Twelve of 20 farms had worked directly with a forester when developing silvopastures, and eight of those 12 found the forester to be supportive of silvopasture. One farmer actively avoided working with a forester in silvopastures, stating that foresters did not know much about silvopasture. Three farmers had switched the foresters they were working with and hired new foresters who were more open to the practice of silvopasture. The two foresters interviewed in this study stated their involvement with silvopasture was due to demand for the practice from clients.
Farmer needs for silvopasture optimization
Three farmers expressed lack of support from agricultural extension agencies for silvopasture as a major challenge they faced in adopting the practice (Table 1). Farmers were especially frustrated when extension personnel confused their silvopastures with poorly managed wooded livestock paddocks. However, the converse confusion also occurred by farmers practicing continuous pasturing of woodlands with pigs and calling it silvopasture.
Areas of research desired by farmers on silvopasture were diverse (Table 6). Eight farmers requested visuals and commercially viable case studies of regional silvopastures. When asked what resources they would utilize to learn about silvopasture, farmers varied greatly in their responses.
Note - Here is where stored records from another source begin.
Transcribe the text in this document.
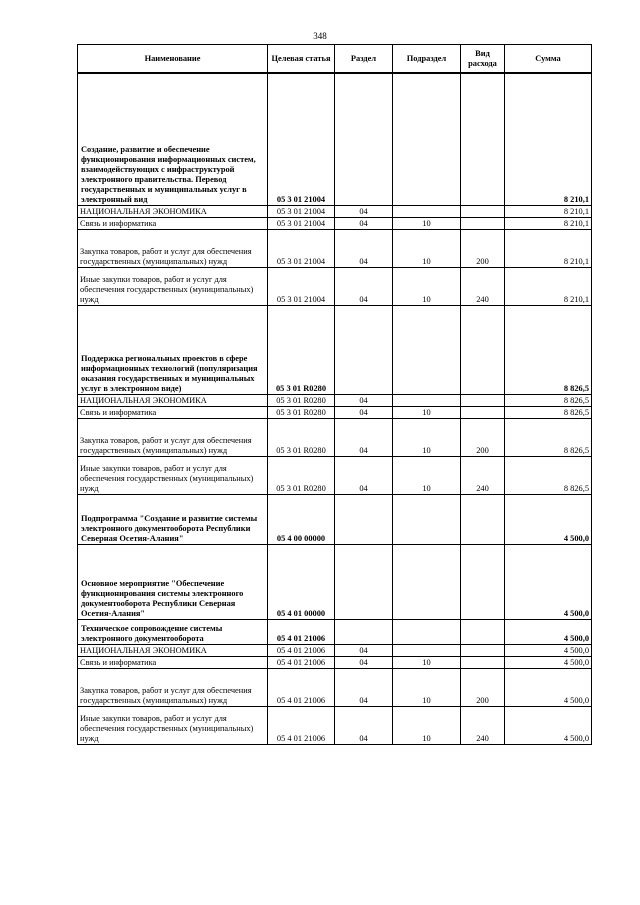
348
Наименование	Целевая статья	Раздел	Подраздел	Вид расхода	Сумма
Создание, развитие и обеспечение функционирования информационных систем, взаимодействующих с инфраструктурой электронного правительства. Перевод государственных и муниципальных услуг в электронный вид	05 3 01 21004				8 210,1
НАЦИОНАЛЬНАЯ ЭКОНОМИКА	05 3 01 21004	04			8 210,1
Связь и информатика	05 3 01 21004	04	10		8 210,1
Закупка товаров, работ и услуг для обеспечения государственных (муниципальных) нужд	05 3 01 21004	04	10	200	8 210,1
Иные закупки товаров, работ и услуг для обеспечения государственных (муниципальных) нужд	05 3 01 21004	04	10	240	8 210,1
Поддержка региональных проектов в сфере информационных технологий (популяризация оказания государственных и муниципальных услуг в электронном виде)	05 3 01 R0280				8 826,5
НАЦИОНАЛЬНАЯ ЭКОНОМИКА	05 3 01 R0280	04			8 826,5
Связь и информатика	05 3 01 R0280	04	10		8 826,5
Закупка товаров, работ и услуг для обеспечения государственных (муниципальных) нужд	05 3 01 R0280	04	10	200	8 826,5
Иные закупки товаров, работ и услуг для обеспечения государственных (муниципальных) нужд	05 3 01 R0280	04	10	240	8 826,5
Подпрограмма "Создание и развитие системы электронного документооборота Республики Северная Осетия-Алания"	05 4 00 00000				4 500,0
Основное мероприятие "Обеспечение функционирования системы электронного документооборота Республики Северная Осетия-Алания"	05 4 01 00000				4 500,0
Техническое сопровождение системы электронного документооборота	05 4 01 21006				4 500,0
НАЦИОНАЛЬНАЯ ЭКОНОМИКА	05 4 01 21006	04			4 500,0
Связь и информатика	05 4 01 21006	04	10		4 500,0
Закупка товаров, работ и услуг для обеспечения государственных (муниципальных) нужд	05 4 01 21006	04	10	200	4 500,0
Иные закупки товаров, работ и услуг для обеспечения государственных (муниципальных) нужд	05 4 01 21006	04	10	240	4 500,0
Farm tours were cited as important educational opportunities by 12 farmers, but timing of these tours was cited as a challenge. Farmers were split between desiring online resources such as webinars and web pages while others preferred printed material. Extension personnel, conferences, and other farmers were cited as educational resources farmers would utilize in obtaining information about silvopastures.